There are some things in this world that are wondrous to behold, even if one is not a believer in their context or even point. Coronations and royal weddings are among the most popular, but they tend to pale next to the rituals of the Vatican.
Those lucky enough to be in Rome this Friday and Saturday will be able to see one of the finest examples of pomp and spectacle steeped in arcane tradition when Pope Benedict XVI presides over the first consistory of his rule.
Weather permitting, and it has not been a fine Roman spring so far, the ceremony Friday and Mass on Saturday will be held in the piazza in front of St Peter's Basilica. In the event of rain, it will move to a hall in the Vatican.
In either venue, the panoply of red robes, hats and paraphernalia of the cardinals is a sight to behold.
Benedict has called the cardinals, the so-called "princes of the church," for a ceremony in which he will exercise the prerogative that is the Pope's alone, naming new members to the group whose principal job is to choose his successor.
Among them are two Americans. Archbishop William Levada is now Prefect of the Congregation for the Doctrine of the Faith, the powerful position Benedict XVI held when he was merely Cardinal Joseph Ratzinger. The job makes Levada the highest-ranking and most influential American in the Roman Curia, the government of the Catholic Church.
The rank of cardinal basically goes with the job, but others have been honored for their service to the church, or to make what Father Dennis Gill, Director of Liturgy at Rome's North American College, called a political point "in the best sense of the word 'political.'"
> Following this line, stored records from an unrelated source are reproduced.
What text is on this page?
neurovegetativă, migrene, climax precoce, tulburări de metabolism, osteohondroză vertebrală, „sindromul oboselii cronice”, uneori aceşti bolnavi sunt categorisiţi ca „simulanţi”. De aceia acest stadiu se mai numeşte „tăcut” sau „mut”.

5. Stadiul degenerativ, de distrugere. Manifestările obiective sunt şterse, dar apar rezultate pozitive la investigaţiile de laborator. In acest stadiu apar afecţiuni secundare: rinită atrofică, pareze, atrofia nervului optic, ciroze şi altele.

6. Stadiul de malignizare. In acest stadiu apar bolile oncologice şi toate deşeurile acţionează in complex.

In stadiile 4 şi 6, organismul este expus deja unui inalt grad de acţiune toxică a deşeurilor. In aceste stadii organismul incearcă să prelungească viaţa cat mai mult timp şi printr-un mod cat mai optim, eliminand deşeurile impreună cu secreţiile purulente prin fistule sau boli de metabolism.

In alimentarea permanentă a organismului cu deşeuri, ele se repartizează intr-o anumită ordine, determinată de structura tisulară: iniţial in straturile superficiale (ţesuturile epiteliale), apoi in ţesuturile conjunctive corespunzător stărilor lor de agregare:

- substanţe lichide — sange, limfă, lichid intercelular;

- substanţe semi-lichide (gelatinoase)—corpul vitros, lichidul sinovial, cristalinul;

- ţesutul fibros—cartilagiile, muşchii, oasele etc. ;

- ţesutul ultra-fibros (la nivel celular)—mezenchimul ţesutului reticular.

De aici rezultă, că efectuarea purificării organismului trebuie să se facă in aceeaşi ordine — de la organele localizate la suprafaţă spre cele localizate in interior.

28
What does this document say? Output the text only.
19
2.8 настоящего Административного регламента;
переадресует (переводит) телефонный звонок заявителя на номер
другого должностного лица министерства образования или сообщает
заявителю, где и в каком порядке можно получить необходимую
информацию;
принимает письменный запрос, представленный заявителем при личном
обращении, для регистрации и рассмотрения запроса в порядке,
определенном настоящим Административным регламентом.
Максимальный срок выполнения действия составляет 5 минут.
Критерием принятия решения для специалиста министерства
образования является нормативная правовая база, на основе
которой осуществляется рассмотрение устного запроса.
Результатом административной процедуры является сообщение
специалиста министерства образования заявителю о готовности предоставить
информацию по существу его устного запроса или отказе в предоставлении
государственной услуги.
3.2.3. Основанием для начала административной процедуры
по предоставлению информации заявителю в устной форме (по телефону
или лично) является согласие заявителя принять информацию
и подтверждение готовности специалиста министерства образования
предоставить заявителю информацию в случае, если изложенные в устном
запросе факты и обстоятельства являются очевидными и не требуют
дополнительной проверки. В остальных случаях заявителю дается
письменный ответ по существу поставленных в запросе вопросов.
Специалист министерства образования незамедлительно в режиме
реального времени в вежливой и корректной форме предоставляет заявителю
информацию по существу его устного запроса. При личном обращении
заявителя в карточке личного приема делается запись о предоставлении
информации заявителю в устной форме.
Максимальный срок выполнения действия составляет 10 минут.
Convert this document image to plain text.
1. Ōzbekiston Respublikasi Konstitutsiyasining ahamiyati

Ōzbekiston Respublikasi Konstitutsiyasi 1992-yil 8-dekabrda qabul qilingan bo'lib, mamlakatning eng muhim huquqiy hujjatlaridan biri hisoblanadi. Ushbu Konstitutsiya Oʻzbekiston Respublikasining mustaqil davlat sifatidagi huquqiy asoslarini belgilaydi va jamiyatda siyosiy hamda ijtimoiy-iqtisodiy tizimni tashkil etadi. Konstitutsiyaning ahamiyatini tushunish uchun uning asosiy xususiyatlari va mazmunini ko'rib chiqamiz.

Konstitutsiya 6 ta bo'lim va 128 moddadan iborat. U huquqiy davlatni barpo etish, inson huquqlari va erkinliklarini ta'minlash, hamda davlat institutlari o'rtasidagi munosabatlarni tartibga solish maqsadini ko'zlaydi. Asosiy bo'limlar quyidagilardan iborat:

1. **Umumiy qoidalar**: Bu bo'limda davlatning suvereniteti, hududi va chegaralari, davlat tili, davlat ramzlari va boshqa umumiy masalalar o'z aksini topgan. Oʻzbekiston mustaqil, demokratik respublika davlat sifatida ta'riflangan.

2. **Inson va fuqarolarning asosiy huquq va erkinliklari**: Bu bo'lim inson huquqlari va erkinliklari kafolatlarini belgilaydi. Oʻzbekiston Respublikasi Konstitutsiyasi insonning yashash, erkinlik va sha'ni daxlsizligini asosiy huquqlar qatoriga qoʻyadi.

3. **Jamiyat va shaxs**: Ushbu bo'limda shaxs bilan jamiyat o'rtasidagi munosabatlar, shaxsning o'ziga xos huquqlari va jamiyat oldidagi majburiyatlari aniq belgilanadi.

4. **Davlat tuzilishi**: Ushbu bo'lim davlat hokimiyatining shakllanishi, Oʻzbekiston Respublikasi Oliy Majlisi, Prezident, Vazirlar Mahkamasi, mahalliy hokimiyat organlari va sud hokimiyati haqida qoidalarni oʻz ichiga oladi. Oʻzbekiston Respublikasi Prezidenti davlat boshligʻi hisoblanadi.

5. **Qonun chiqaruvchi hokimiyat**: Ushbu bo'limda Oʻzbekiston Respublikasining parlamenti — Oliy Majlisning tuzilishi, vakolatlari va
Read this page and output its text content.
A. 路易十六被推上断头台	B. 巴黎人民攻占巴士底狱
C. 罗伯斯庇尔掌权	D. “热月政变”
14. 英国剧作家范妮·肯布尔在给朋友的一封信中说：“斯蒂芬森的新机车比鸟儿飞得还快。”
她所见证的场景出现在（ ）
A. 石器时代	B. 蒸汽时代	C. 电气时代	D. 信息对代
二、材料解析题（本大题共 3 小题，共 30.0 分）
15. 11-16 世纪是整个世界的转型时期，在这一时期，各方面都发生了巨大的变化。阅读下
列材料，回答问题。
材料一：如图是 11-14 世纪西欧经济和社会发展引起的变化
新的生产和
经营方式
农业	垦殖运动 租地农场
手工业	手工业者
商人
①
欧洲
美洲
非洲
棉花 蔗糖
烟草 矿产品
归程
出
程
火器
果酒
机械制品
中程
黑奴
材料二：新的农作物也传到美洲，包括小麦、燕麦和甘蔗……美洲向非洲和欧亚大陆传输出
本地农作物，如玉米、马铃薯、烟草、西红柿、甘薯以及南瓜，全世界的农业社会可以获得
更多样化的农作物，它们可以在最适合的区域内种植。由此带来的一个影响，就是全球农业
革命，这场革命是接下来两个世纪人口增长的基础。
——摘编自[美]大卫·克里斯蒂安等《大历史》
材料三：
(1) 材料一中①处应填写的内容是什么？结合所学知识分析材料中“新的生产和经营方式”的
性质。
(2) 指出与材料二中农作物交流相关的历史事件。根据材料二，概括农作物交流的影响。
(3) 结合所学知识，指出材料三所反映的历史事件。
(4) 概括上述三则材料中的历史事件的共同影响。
"There is something on the level of making a statement which is for the particular good of the people associated with the person named cardinal," Father Gill said.
The choice of Bishop Joseph Zen of Hong Kong might fall into that category. Bishop (or cardinal as of Friday) Zen said the Vatican and mainland China have begun talks to reestablish ties between the two that were severed when the Vatican recognized Taiwan after it split from mainland China in 1949. Ties with China would necessitate ending diplomatic relations with Taiwan.
Also getting his red hat will be Archbishop Sean O'Malley of Boston, who has been handling the fallout from the sex abuse scandal in the United States. His appointment sends a message to the troubled diocese of Boston that Benedict is taking their problems seriously and is trying to rebuild.
Elevated too is Archbishop Stanislaw Dziwisz, the long-serving faithful secretary of the late Pope John Paul II.
Many among those who cover the Vatican had rather hoped that the amiable and able Archbishop John Foley, who heads one of the two Vatican Press offices, would be rewarded too, but alas, not this time around.